Located far on the outskirts of our Solar System are celestial bodies and minor planets called Trans-Neptunian Objects (TNOs), that have been mystifying scientists for many years. Pluto, perhaps the most famous TNO, was the first one to be discovered in 1930 – since then, almost two thousand Trans-Neptunian Objects have become known to astronomers. But even in the hundreds of discovered objects, one stands out.
“Niku”, or “Rebellious” in Chinese, was recently found by an international team of astronomers, who used the Panoramic Survey Telescope and Rapid Response System 1 Survey (Pan-STARRS 1). Niku is small by space standards, measuring only 200 km in diameter, and would have otherwise been just another TNO among hundreds, were it not for one thing. Niku orbits the Sun backwards.
Typically, when a planetary system is formed, angular momentum causes everything to spin in the same direction. Everything in our Solar System orbits the Sun counter-clockwise. Everything, it seems, except Niku, whose orbit is nearly perpendicular to the plane of the solar system.
Niku isn't a solitary rebel, as he
appears to be a part of a cluster of other high-inclination TNOs and
Centaurs (minor planets), with some of the objects orbiting prograde,
and some orbiting retrograde.
So what it is that makes Niku so
rebellious? One possibility is that Niku is influenced by the
theoretical Planet Nine – a planet that astronomers believe may
exist at the edge of our solar system that is about 10 times as big as
our Earth. If it does exist, Planet Nine could be gravitationally
influencing an entire population of celestial bodies. However, since
no proof of Planet Nine has ever been found, and since
Niku is much further from the edge of the Solar System than Planet
Nine is expected to be, the research team has concluded that chances that Niku is being influenced by Planet Nine are fairly slim.
So far, the only thing researchers are sure of is that something is
at work out there that's making Niku circle the sun backwards – but
whether it is Planet Nine or something completely different, is
impossible to say.
Artist’s impression of Planet Nine as an ice giant eclipsing the central Milky Way, with a star-like Sun in the distance.

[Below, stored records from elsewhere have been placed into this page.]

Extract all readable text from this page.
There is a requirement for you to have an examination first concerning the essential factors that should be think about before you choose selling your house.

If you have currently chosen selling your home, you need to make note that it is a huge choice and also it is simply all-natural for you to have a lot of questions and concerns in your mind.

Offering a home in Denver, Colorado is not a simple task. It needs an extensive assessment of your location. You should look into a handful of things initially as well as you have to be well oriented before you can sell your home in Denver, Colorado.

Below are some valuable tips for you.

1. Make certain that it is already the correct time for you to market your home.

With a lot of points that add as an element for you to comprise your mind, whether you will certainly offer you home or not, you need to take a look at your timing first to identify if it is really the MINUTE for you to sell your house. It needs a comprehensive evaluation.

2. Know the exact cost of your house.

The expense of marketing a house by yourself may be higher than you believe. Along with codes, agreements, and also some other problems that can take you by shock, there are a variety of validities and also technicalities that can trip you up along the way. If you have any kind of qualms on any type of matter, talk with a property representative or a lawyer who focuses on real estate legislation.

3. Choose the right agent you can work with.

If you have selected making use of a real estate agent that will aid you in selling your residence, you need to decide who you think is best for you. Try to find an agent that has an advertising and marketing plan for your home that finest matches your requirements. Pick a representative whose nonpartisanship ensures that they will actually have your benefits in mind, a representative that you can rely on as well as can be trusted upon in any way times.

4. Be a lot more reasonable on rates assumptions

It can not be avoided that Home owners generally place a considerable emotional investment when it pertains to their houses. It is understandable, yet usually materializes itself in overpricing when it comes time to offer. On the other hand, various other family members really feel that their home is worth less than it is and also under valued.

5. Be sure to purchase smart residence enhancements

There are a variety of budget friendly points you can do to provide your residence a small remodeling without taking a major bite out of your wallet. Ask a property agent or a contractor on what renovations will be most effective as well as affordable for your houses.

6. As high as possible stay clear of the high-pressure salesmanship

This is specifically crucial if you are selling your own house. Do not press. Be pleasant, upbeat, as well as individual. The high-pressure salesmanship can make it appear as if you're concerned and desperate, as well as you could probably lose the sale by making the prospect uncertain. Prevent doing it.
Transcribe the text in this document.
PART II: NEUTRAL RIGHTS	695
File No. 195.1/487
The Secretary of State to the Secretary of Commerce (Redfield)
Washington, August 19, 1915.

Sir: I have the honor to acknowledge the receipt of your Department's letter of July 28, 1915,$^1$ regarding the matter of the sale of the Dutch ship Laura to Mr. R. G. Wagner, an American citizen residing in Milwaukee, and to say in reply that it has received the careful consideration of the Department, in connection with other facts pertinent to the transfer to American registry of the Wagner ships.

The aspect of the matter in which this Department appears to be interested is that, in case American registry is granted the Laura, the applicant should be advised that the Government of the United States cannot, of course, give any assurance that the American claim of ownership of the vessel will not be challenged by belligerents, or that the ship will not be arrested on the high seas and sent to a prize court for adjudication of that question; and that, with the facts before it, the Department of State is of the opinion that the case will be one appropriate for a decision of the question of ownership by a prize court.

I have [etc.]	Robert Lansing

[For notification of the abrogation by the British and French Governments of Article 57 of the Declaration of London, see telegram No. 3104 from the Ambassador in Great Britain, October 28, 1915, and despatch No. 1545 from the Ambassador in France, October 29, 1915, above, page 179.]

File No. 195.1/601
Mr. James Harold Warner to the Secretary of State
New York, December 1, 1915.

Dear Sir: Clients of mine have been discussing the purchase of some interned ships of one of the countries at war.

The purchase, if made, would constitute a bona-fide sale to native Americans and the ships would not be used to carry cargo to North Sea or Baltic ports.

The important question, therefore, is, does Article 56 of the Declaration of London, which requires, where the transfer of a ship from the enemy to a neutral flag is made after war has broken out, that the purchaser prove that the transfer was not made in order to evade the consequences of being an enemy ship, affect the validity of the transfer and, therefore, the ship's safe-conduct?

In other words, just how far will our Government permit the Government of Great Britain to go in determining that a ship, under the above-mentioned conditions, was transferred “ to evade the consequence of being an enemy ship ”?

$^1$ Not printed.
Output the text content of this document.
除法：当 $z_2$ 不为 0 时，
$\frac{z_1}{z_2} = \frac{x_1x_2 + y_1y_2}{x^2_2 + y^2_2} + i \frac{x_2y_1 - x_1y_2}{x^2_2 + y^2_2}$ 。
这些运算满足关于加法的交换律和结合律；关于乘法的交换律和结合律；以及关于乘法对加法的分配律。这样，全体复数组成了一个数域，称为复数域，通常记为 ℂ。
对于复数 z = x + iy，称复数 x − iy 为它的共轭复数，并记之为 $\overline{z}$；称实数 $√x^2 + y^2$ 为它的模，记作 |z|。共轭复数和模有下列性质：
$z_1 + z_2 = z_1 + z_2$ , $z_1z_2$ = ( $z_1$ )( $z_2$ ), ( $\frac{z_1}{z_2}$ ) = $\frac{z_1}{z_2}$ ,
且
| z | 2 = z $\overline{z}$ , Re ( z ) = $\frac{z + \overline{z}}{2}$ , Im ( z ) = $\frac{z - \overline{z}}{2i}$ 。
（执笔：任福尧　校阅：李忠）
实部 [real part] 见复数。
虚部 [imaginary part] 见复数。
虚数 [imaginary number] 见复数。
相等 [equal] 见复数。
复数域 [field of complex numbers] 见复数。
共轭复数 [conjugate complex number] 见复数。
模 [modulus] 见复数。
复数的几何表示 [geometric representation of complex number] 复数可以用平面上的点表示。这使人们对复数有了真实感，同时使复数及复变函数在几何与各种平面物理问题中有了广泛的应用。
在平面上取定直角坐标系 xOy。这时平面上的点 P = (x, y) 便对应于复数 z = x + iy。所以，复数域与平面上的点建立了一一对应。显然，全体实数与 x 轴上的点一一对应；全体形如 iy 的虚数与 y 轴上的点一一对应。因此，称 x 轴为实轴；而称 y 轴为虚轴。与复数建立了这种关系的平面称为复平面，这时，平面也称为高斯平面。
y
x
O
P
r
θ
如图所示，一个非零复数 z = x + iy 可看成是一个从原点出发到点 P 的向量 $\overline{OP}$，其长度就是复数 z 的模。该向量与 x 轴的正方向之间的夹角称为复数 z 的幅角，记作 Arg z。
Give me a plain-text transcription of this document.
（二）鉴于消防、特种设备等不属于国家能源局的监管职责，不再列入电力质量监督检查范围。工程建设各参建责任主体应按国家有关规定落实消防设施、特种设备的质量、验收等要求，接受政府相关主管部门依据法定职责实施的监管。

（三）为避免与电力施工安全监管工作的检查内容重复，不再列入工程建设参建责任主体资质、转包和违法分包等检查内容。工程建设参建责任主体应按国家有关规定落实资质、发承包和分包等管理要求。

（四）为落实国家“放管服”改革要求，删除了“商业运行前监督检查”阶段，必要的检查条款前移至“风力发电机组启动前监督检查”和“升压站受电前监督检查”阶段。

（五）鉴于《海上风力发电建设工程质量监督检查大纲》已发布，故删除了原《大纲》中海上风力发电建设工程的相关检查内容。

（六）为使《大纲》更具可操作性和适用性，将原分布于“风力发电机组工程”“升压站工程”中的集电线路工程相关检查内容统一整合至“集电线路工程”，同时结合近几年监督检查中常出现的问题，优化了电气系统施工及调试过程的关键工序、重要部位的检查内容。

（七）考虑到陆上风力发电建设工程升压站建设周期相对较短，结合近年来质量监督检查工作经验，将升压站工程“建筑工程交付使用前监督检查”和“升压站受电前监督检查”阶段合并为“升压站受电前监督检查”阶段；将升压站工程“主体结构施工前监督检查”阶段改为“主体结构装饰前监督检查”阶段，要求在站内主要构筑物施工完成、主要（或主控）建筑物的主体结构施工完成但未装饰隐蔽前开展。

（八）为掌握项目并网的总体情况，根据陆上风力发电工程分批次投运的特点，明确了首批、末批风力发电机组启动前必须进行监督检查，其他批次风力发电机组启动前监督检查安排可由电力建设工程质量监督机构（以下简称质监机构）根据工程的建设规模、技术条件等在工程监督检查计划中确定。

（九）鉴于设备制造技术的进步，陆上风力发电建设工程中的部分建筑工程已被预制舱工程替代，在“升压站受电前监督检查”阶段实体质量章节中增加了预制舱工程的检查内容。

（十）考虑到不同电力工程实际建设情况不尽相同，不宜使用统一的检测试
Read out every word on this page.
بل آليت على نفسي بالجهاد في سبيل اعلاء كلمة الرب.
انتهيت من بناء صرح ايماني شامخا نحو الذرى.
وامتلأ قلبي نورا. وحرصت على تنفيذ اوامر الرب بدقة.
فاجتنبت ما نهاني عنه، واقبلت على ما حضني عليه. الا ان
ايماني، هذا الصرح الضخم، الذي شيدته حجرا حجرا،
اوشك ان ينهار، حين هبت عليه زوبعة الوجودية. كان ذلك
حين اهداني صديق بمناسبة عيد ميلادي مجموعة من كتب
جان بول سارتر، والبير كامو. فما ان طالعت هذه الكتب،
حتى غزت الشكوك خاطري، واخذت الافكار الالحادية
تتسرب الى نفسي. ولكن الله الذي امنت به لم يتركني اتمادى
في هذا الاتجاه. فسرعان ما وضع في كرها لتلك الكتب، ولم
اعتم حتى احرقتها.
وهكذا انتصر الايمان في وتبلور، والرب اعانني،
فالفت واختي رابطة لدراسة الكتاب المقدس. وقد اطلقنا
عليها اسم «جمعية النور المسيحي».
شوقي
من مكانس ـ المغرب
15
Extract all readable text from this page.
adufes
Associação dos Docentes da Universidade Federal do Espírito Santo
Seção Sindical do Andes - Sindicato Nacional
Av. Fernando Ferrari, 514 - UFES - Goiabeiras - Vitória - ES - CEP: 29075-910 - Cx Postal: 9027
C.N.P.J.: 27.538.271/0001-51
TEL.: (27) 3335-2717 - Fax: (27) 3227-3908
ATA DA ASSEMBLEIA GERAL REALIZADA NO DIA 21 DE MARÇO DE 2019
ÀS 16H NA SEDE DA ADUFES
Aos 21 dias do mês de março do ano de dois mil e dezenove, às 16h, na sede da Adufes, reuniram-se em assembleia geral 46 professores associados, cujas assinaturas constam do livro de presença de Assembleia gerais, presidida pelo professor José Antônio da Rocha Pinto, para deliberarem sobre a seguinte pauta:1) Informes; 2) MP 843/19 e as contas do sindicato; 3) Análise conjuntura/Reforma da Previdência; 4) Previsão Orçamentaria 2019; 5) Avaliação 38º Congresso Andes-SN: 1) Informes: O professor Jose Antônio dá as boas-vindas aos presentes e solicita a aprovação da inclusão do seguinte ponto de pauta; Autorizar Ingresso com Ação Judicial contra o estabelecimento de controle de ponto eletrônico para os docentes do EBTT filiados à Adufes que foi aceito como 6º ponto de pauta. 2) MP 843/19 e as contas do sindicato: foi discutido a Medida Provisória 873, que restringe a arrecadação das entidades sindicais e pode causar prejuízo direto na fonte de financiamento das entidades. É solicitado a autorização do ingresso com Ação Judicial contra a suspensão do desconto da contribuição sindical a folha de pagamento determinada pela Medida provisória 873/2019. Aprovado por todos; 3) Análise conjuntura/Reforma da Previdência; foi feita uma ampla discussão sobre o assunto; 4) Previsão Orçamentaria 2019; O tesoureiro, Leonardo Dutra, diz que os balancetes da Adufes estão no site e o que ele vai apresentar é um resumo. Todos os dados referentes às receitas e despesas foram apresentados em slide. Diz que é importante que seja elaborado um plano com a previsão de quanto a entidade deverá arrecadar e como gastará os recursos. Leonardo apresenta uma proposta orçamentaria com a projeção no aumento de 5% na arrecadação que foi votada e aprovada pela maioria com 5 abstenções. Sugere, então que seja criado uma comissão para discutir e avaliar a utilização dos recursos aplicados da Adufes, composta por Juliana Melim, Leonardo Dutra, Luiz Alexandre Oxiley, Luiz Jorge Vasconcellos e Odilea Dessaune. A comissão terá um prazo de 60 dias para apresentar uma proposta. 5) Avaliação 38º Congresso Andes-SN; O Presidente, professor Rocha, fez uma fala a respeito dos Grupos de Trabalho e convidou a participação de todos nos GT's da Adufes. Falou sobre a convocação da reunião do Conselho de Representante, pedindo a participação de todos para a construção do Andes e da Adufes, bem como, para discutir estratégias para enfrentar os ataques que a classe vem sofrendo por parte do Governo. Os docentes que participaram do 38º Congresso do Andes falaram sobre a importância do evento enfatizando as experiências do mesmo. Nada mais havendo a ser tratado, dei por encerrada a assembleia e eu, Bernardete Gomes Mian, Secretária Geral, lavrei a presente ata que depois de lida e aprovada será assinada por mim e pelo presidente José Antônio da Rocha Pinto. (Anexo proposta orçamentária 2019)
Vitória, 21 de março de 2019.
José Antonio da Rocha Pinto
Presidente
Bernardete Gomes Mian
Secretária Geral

Neptune’s orbit is shown as a small ellipse around the Sun. Credit: ESO/Tomruen/nagualdesign
According to Konstantin Batyagin, the
Caltech astronomer who announced the possible existence of Planet
Nine earlier this year, "Whenever you have some feature that
you can't explain in the outer solar system, it's immensely exciting
because it's in some sense foreshadowing a new development. As they
say in the paper, what they have right now is a hint. If this hint
develops into a complete story that would be fantastic."
But for now, Niku's rebellious nature and its relationship to Planet Nine both remain a mystery.